Photo by Christopher Burns on Unsplash
In which I miss Kaggle part 2: More EDA and More Models
Continuing to refine my process for the Kaggle Titanic Competition
Welcome back to my little series on Kaggle competitions. This is a follow-up article to my article In which I miss Kaggle: the Titanic Competition.
Please take a look at the Kaggle Notebook that accompanies this post as it will really make more sense if you are reading the two side by side.
The goals this time through were to:
- Improve the baseline accuracy from my last post, which was about 75%.
- Do a little more EDA (Exploratory Data Analysis)
- Do some feature engineering
Questions I wanted to answer:
- Check if wealthier passengers survived more
- Check if women survived more
- Check if children survived more
Feature engineering I wanted to carry out:
- Check if having a cabin or not contributed to survival - turn Cabin into a boolean value of either has a cabin or does not have a cabin.

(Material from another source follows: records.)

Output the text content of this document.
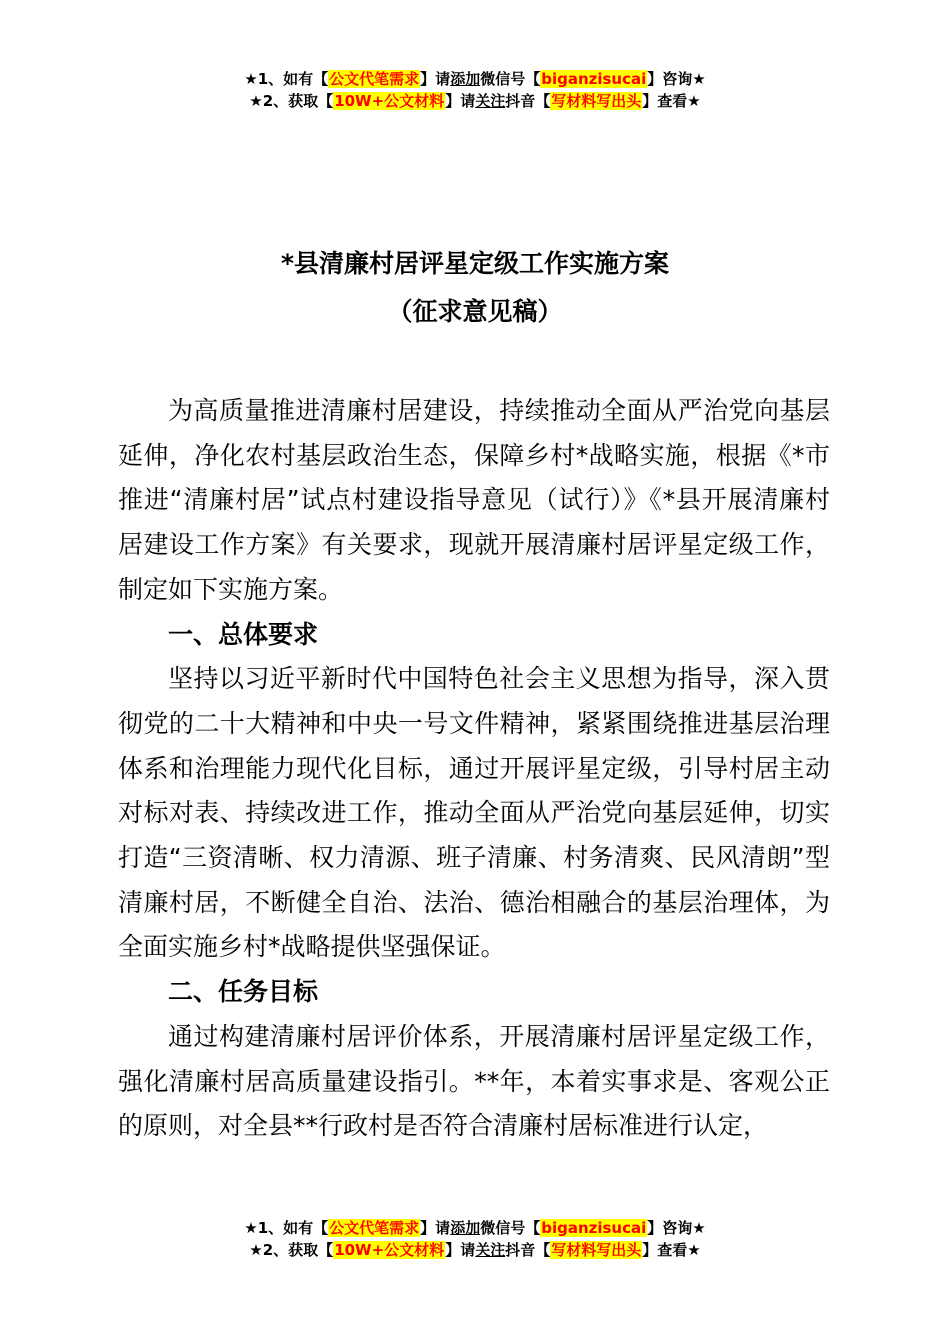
★1、如有【公文代笔需求】请添加微信号【biganzisucai】咨询★
★2、获取【10W+公文材料】请关注抖音【写材料写出头】查看★
*县清廉村居评星定级工作实施方案
（征求意见稿）

为高质量推进清廉村居建设，持续推动全面从严治党向基层延伸，净化农村基层政治生态，保障乡村*战略实施，根据《*市推进“清廉村居”试点村建设指导意见（试行）》《*县开展清廉村居建设工作方案》有关要求，现就开展清廉村居评星定级工作，制定如下实施方案。

一、总体要求

坚持以习近平新时代中国特色社会主义思想为指导，深入贯彻党的二十大精神和中央一号文件精神，紧紧围绕推进基层治理体系和治理能力现代化目标，通过开展评星定级，引导村居主动对标对表、持续改进工作，推动全面从严治党向基层延伸，切实打造“三资清晰、权力清源、班子清廉、村务清爽、民风清朗”型清廉村居，不断健全自治、法治、德治相融合的基层治理体，为全面实施乡村*战略提供坚强保证。

二、任务目标

通过构建清廉村居评价体系，开展清廉村居评星定级工作，强化清廉村居高质量建设指引。**年，本着实事求是、客观公正的原则，对全县**行政村是否符合清廉村居标准进行认定，

★1、如有【公文代笔需求】请添加微信号【biganzisucai】咨询★
★2、获取【10W+公文材料】请关注抖音【写材料写出头】查看★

- Change the name feature into a title feature to make it more useful for a machine learning model. I.e. reduce the amount of values in the name feature.
What if I get stuck?
It’s always great to look at other public Kaggle notebooks in the competition (because the Titanic one is so popular and has been going on for such a long time, there’s a lot of excellent material to draw on). I checked out a few notebooks that helped me do some feature engineering and remember how to plot data to get visual answers to some of my questions, above. I have cited those notebooks in my own notebook that accompanies this post.
Answers to Questions:
It looked like having a higher socioeconomic class helped with survival, as well as being female, and a young baby. Having a cabin, also a feature related to being wealthier, contributed to chances of survival.
Models I tried:
We'll see which machine learning model performs best out of the following:
- Logistic Regression
- Decision Tree Classifier
- Random Forest Classifier
- Gaussian NB
- Support Vector Machine The Random Forest classifier turned out giving the highest accuracy, which if you'll recall was the metric we were using to judge our work.
This is a short post, because most of the information is in the accompanying Kaggle notebook. The last thing to do is to make some predictions on the test data and submit them to the competition.